У Ханны тоже был курс электрошоковой терапии, и она сперва была настроена скептично: «Для среднестатистического британца это абсолютно варварская вещь. Если бы вы спросили меня об этом десять лет назад, я бы подумала о „Пролетая над гнездом кукушки“». Однако это работает: как и Салли, Ханна говорит, что ЭШТ спасла ей жизнь. Но как и большинство методов лечения, процедура имеет много побочных эффектов. После лечения может появиться головная и мышечная боль, проблемы с памятью.
Когда я выздоровела, появилось много вопросов. Например, что стало с моим мозгом? Раньше я никогда не страдала от психических заболеваний и привыкла доверять своему разуму. Почему время, которое должно было быть самым прекрасным, предало меня?
Джессике Херон, старший научный сотрудник перинатальной психиатрии в Бирмингемском университете и директор проекта «Action on postpartum Psychosis» (APP), на вопрос, что мы знаем о факторах риска послеродового психоза, ответила: «На самом деле, очень мало. Мы знаем, что он бывает чаще, чем можно ожидать. Мы знаем, что существует сильная связь с биполярным расстройством. Так что некоторые из факторов риска, которые находят при биполярном состоянии, например, нарушение сна, могут быть связаны». Риск послеродового психоза у всего населения составляет около 0,1%. У женщин с биполярным расстройством он намного выше, около 25%.

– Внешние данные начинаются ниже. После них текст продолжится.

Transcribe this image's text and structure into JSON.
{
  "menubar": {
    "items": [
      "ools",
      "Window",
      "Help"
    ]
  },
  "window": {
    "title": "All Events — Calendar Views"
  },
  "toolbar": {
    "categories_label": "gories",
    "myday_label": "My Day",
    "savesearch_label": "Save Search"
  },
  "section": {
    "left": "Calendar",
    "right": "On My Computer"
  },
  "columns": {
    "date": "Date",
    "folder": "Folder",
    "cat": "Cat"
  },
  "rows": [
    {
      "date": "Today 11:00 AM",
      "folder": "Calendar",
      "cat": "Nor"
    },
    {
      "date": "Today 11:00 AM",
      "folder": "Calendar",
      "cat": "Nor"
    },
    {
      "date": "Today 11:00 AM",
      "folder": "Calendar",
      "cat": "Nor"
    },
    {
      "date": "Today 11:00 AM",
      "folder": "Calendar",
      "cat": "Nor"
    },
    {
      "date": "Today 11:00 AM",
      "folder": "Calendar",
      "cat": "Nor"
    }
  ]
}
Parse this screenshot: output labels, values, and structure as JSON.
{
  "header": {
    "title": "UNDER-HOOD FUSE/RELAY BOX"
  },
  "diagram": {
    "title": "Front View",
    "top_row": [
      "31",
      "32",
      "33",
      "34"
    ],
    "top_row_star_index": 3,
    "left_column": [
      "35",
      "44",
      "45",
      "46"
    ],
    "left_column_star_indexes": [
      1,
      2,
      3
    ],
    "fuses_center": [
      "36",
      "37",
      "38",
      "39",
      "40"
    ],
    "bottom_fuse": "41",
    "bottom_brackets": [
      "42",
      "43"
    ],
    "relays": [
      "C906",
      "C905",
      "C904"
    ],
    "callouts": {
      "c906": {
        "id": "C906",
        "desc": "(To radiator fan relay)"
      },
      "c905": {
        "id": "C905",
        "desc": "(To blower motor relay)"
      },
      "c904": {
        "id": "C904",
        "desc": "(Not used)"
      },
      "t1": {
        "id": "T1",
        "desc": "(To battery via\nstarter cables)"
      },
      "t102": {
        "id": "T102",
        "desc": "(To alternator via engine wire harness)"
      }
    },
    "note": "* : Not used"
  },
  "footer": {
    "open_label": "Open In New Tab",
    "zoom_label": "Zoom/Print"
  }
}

Я спросила Херон, почему так мало изучается послеродовой психоз с биологической точки зрения. «Потому что это воспринимается как редкое явление, я думаю, что те, кто финансируют учёных, не рассматривают его как приоритетное», — ответила она. Но это не обычное осложнение родов, оно сопоставимо с риском того, что 30-летняя женщина родит ребёнка с синдромом Дауна.
Я нашла запись своей собственной истории болезни. Сначала в больнице я делала фотографии, потому что не могла сосредоточиться на письме. Мои селфи и фотографии пустой детской кроватки передавали глубину моей печали. Успехи тоже попали в ловушку времени, например, когда я впервые бродила по больничным площадкам, держась за своего мужа. На фотографии трудно смотреть, но они помогают мне записывать мои рассказы. Когда я пытаюсь вспомнить первые недели болезни, я понимаю, что моя память пронизана трещинами. Но глядя на фотографии, я восполняю пробелы. Они дают мне понимание, которое не зависит от рассказов других о том, что со мной произошло. Это даёт мне некоторую власть над послеродовым психозом, не позволяя болезни украсть мои воспоминания о ранних месяцах жизни моего ребенка, какими бы ужасными они ни были. Я вернулась домой через шесть недель. Но через три месяца после выписки у меня началась послеродовая депрессия, и я попала в больницу ещё на три месяца.
Глядя на фотографии матерей и детей на моей ленте в фейсбуке, можно подумать, что материнство — это что-то вроде рая. Но 10-15% этих счастливых матерей на самом деле страдают от послеродовой депрессии.
По статистике, у женщин, которые пережили послеродовый психоз, есть большой риск (больше 50%), что после рождения второго ребёнка болезнь вернётся. Рискну ли я снова? Я вспоминаю своих братьев и сестер. Это важные отношения, и я хочу, чтобы у Беатрис они тоже были. Салли решила не пытаться заводить больше детей. Ханна родила ещё одного ребёнка, обошлось без психоза. Нам с мужем это только предстоит.